Additionally, the crop and property damage are combined into a single column named ECON_LOSS

dataTable <- transform(dataTable, ECON_LOSS = dataTable$CROPDMG + dataTable$PROPDMG)

As discussed previously, data must be grouped by the EVTYPE column.

dataTable <- group_by(dataTable, EVTYPE)

Data can then be summarized by event type: sum of health events ,sum of economic losses and count of records per event type will be added to the table named sumTable. Furthermore, data will be ordered in the resulting table based on health events and economic losses (descending). Economic data will be summarized to display values in billions of dollars.

sumTable <- summarise(dataTable, HEALTH_EVENTS = sum(HEALTH_EVENT), ECON_LOSSES = sum(ECON_LOSS), EV_COUNT = n())
healthTable <- arrange(sumTable, desc(HEALTH_EVENTS))
econTable <- arrange(sumTable, desc(ECON_LOSSES))
econTable$ECON_LOSSES <- econTable$ECON_LOSSES/1000000000

In order to make it easier to visualize the data, only the top five event type will be considered.

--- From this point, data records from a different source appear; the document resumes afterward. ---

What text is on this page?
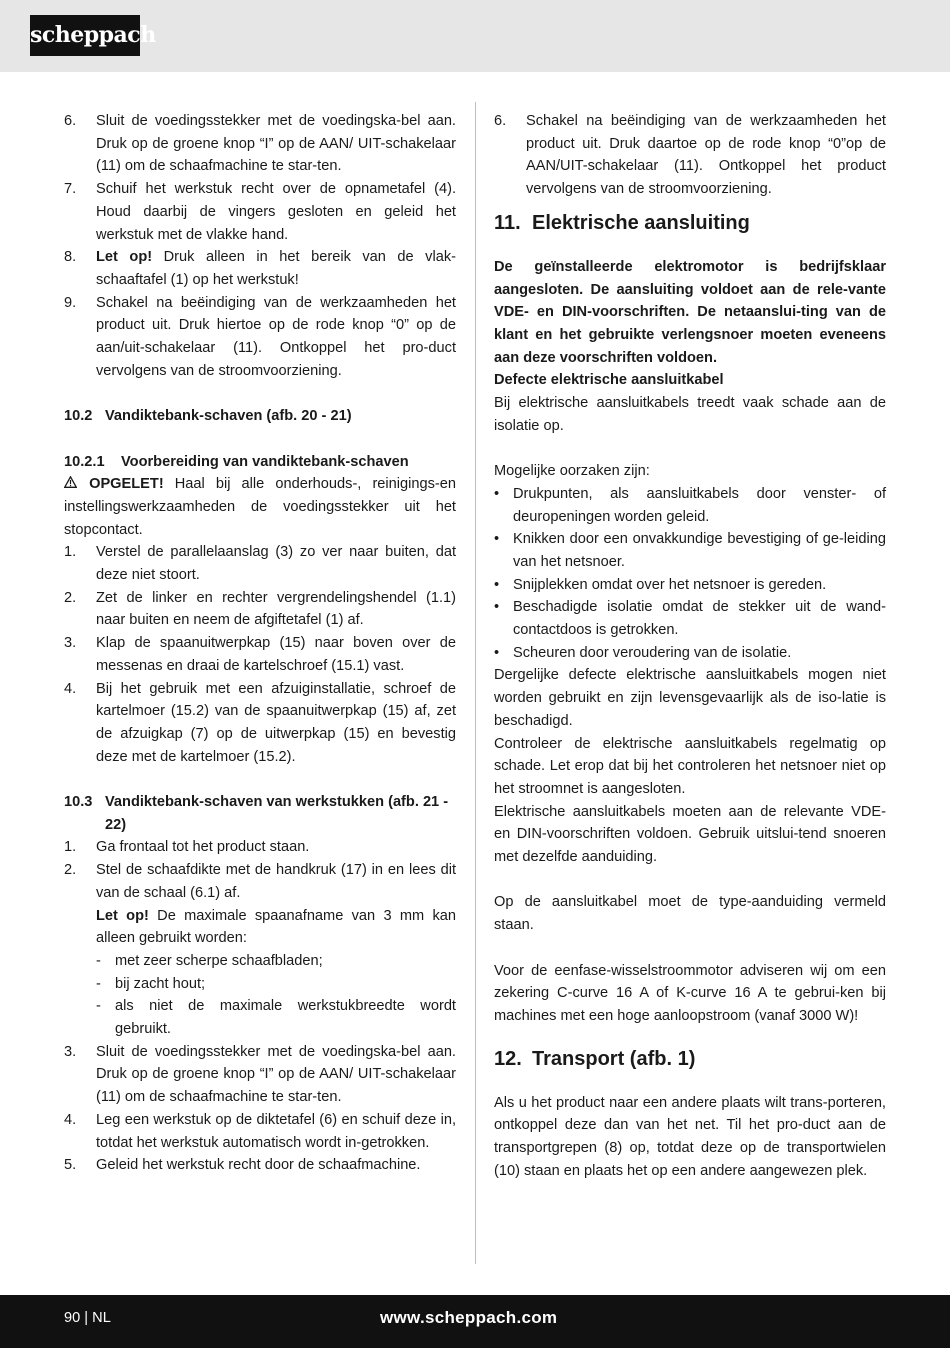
scheppach
6.	Sluit de voedingsstekker met de voedingska-bel aan. Druk op de groene knop “I” op de AAN/ UIT-schakelaar (11) om de schaafmachine te star-ten.
7.	Schuif het werkstuk recht over de opnametafel (4). Houd daarbij de vingers gesloten en geleid het werkstuk met de vlakke hand.
8.	Let op! Druk alleen in het bereik van de vlak-schaaftafel (1) op het werkstuk!
9.	Schakel na beëindiging van de werkzaamheden het product uit. Druk hiertoe op de rode knop “0” op de aan/uit-schakelaar (11). Ontkoppel het pro-duct vervolgens van de stroomvoorziening.
10.2 Vandiktebank-schaven (afb. 20 - 21)
10.2.1	Voorbereiding van vandiktebank-schaven

OPGELET! Haal bij alle onderhouds-, reinigings-en instellingswerkzaamheden de voedingsstekker uit het stopcontact.

1.	Verstel de parallelaanslag (3) zo ver naar buiten, dat deze niet stoort.
2.	Zet de linker en rechter vergrendelingshendel (1.1) naar buiten en neem de afgiftetafel (1) af.
3.	Klap de spaanuitwerpkap (15) naar boven over de messenas en draai de kartelschroef (15.1) vast.
4.	Bij het gebruik met een afzuiginstallatie, schroef de kartelmoer (15.2) van de spaanuitwerpkap (15) af, zet de afzuigkap (7) op de uitwerpkap (15) en bevestig deze met de kartelmoer (15.2).
10.3 Vandiktebank-schaven van werkstukken (afb. 21 - 22)
1.	Ga frontaal tot het product staan.
2.	Stel de schaafdikte met de handkruk (17) in en lees dit van de schaal (6.1) af.
Let op! De maximale spaanafname van 3 mm kan alleen gebruikt worden:
- met zeer scherpe schaafbladen;
- bij zacht hout;
- als niet de maximale werkstukbreedte wordt gebruikt.
3.	Sluit de voedingsstekker met de voedingska-bel aan. Druk op de groene knop “I” op de AAN/ UIT-schakelaar (11) om de schaafmachine te star-ten.
4.	Leg een werkstuk op de diktetafel (6) en schuif deze in, totdat het werkstuk automatisch wordt in-getrokken.
5.	Geleid het werkstuk recht door de schaafmachine.
6.	Schakel na beëindiging van de werkzaamheden het product uit. Druk daartoe op de rode knop “0”op de AAN/UIT-schakelaar (11). Ontkoppel het product vervolgens van de stroomvoorziening.
11. Elektrische aansluiting

De geïnstalleerde elektromotor is bedrijfsklaar aangesloten. De aansluiting voldoet aan de rele-vante VDE- en DIN-voorschriften. De netaanslui-ting van de klant en het gebruikte verlengsnoer moeten eveneens aan deze voorschriften voldoen.

Defecte elektrische aansluitkabel

Bij elektrische aansluitkabels treedt vaak schade aan de isolatie op.

Mogelijke oorzaken zijn:

• Drukpunten, als aansluitkabels door venster- of deuropeningen worden geleid.
• Knikken door een onvakkundige bevestiging of ge-leiding van het netsnoer.
• Snijplekken omdat over het netsnoer is gereden.
• Beschadigde isolatie omdat de stekker uit de wand-contactdoos is getrokken.
• Scheuren door veroudering van de isolatie.

Dergelijke defecte elektrische aansluitkabels mogen niet worden gebruikt en zijn levensgevaarlijk als de iso-latie is beschadigd.

Controleer de elektrische aansluitkabels regelmatig op schade. Let erop dat bij het controleren het netsnoer niet op het stroomnet is aangesloten.

Elektrische aansluitkabels moeten aan de relevante VDE- en DIN-voorschriften voldoen. Gebruik uitslui-tend snoeren met dezelfde aanduiding.

Op de aansluitkabel moet de type-aanduiding vermeld staan.

Voor de eenfase-wisselstroommotor adviseren wij om een zekering C-curve 16 A of K-curve 16 A te gebrui-ken bij machines met een hoge aanloopstroom (vanaf 3000 W)!

12. Transport (afb. 1)

Als u het product naar een andere plaats wilt trans-porteren, ontkoppel deze dan van het net. Til het pro-duct aan de transportgrepen (8) op, totdat deze op de transportwielen (10) staan en plaats het op een andere aangewezen plek.

90 | NL	www.scheppach.com
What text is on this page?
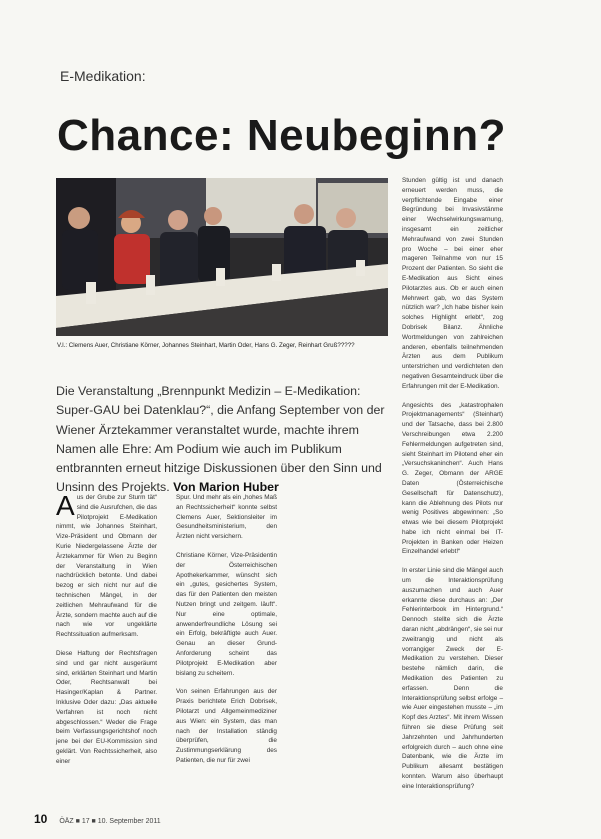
E-Medikation:
Chance: Neubeginn?
V.l.: Clemens Auer, Christiane Körner, Johannes Steinhart, Martin Oder, Hans G. Zeger, Reinhart Gruß?????
Die Veranstaltung „Brennpunkt Medizin – E-Medikation: Super-GAU bei Datenklau?“, die Anfang September von der Wiener Ärztekammer veranstaltet wurde, machte ihrem Namen alle Ehre: Am Podium wie auch im Publikum entbrannten erneut hitzige Diskussionen über den Sinn und Unsinn des Projekts. Von Marion Huber

Aus der Grube zur Sturm tät“ sind die Ausrufchen, die das Pilotprojekt E-Medikation nimmt, wie Johannes Steinhart, Vize-Präsident und Obmann der Kurie Niedergelassene Ärzte der Ärztekammer für Wien zu Beginn der Veranstaltung in Wien nachdrücklich betonte. Und dabei bezog er sich nicht nur auf die technischen Mängel, in der zeitlichen Mehraufwand für die Ärzte, sondern machte auch auf die nach wie vor ungeklärte Rechtssituation aufmerksam.

Diese Haftung der Rechtsfragen sind und gar nicht ausgeräumt sind, erklärten Steinhart und Martin Oder, Rechtsanwalt bei Hasinger/Kaplan & Partner. Inklusive Oder dazu: „Das aktuelle Verfahren ist noch nicht abgeschlossen.“ Weder die Frage beim Verfassungsgerichtshof noch jene bei der EU-Kommission sind geklärt. Von Rechtssicherheit, also einer

Spur. Und mehr als ein „hohes Maß an Rechtssicherheit“ konnte selbst Clemens Auer, Sektionsleiter im Gesundheitsministerium, den Ärzten nicht versichern.

Christiane Körner, Vize-Präsidentin der Österreichischen Apothekerkammer, wünscht sich ein „gutes, gesichertes System, das für den Patienten den meisten Nutzen bringt und zeitgem. läuft“. Nur eine optimale, anwenderfreundliche Lösung sei ein Erfolg, bekräftigte auch Auer. Genau an dieser Grund-Anforderung scheint das Pilotprojekt E-Medikation aber bislang zu scheitern.

Von seinen Erfahrungen aus der Praxis berichtete Erich Dobrisek, Pilotarzt und Allgemeinmediziner aus Wien: ein System, das man nach der Installation ständig überprüfen, die Zustimmungserklärung des Patienten, die nur für zwei

Stunden gültig ist und danach erneuert werden muss, die verpflichtende Eingabe einer Begründung bei Invasivstänme einer Wechselwirkungswarnung, insgesamt ein zeitlicher Mehraufwand von zwei Stunden pro Woche – bei einer eher mageren Teilnahme von nur 15 Prozent der Patienten. So sieht die E-Medikation aus Sicht eines Pilotarztes aus. Ob er auch einen Mehrwert gab, wo das System nützlich war? „Ich habe bisher kein solches Highlight erlebt“, zog Dobrisek Bilanz. Ähnliche Wortmeldungen von zahlreichen anderen, ebenfalls teilnehmenden Ärzten aus dem Publikum unterstrichen und verdichteten den negativen Gesamteindruck über die Erfahrungen mit der E-Medikation.

Angesichts des „katastrophalen Projektmanagements“ (Steinhart) und der Tatsache, dass bei 2.800 Verschreibungen etwa 2.200 Fehlermeldungen aufgetreten sind, sieht Steinhart im Pilotend eher ein „Versuchskaninchen“. Auch Hans G. Zeger, Obmann der ARGE Daten (Österreichische Gesellschaft für Datenschutz), kann die Ablehnung des Pilots nur wenig Positives abgewinnen: „So etwas wie bei diesem Pilotprojekt habe ich nicht einmal bei IT-Projekten in Banken oder Heizen Einzelhandel erlebt!“

In erster Linie sind die Mängel auch um die Interaktionsprüfung auszumachen und auch Auer erkannte diese durchaus an: „Der Fehlerinterbook im Hintergrund.“ Dennoch stellte sich die Ärzte daran nicht „abdrängen“, sie sei nur zweitrangig und nicht als vorrangiger Zweck der E-Medikation zu verstehen. Dieser bestehe nämlich darin, die Medikation des Patienten zu erfassen. Denn die Interaktionsprüfung selbst erfolge – wie Auer eingestehen musste – „im Kopf des Arztes“. Mit ihrem Wissen führen sie diese Prüfung seit Jahrzehnten und Jahrhunderten erfolgreich durch – auch ohne eine Datenbank, wie die Ärzte im Publikum allesamt bestätigen konnten. Warum also überhaupt eine Interaktionsprüfung?

10 ÖÄZ ■ 17 ■ 10. September 2011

healthTable <- healthTable[1:5,]
econTable <- econTable[1:5,]

Results

The following graph displays the top 5 event types by count of health event (injury or death) due to the corresponding event:

par(cex = 0.7)
barplot(names.arg = healthTable$EVTYPE,height = healthTable$HEALTH_EVENTS, xlab = "Event Type", 
        ylab = "Health Event", main = "Weather Events Most Harmful to Population Health", ylim = c(0,65000))

The following graph displays the top 5 event types by economic cost (property or agricultural) due to the corresponding event:

par(cex = 0.7)
barplot(names.arg = econTable$EVTYPE,height = econTable$ECON_LOSSES, xlab = "Event Type", 
        ylab = "Cost (Million $)", main = "Weather Events with Greatest Economic Consequences", ylim = c(0,140))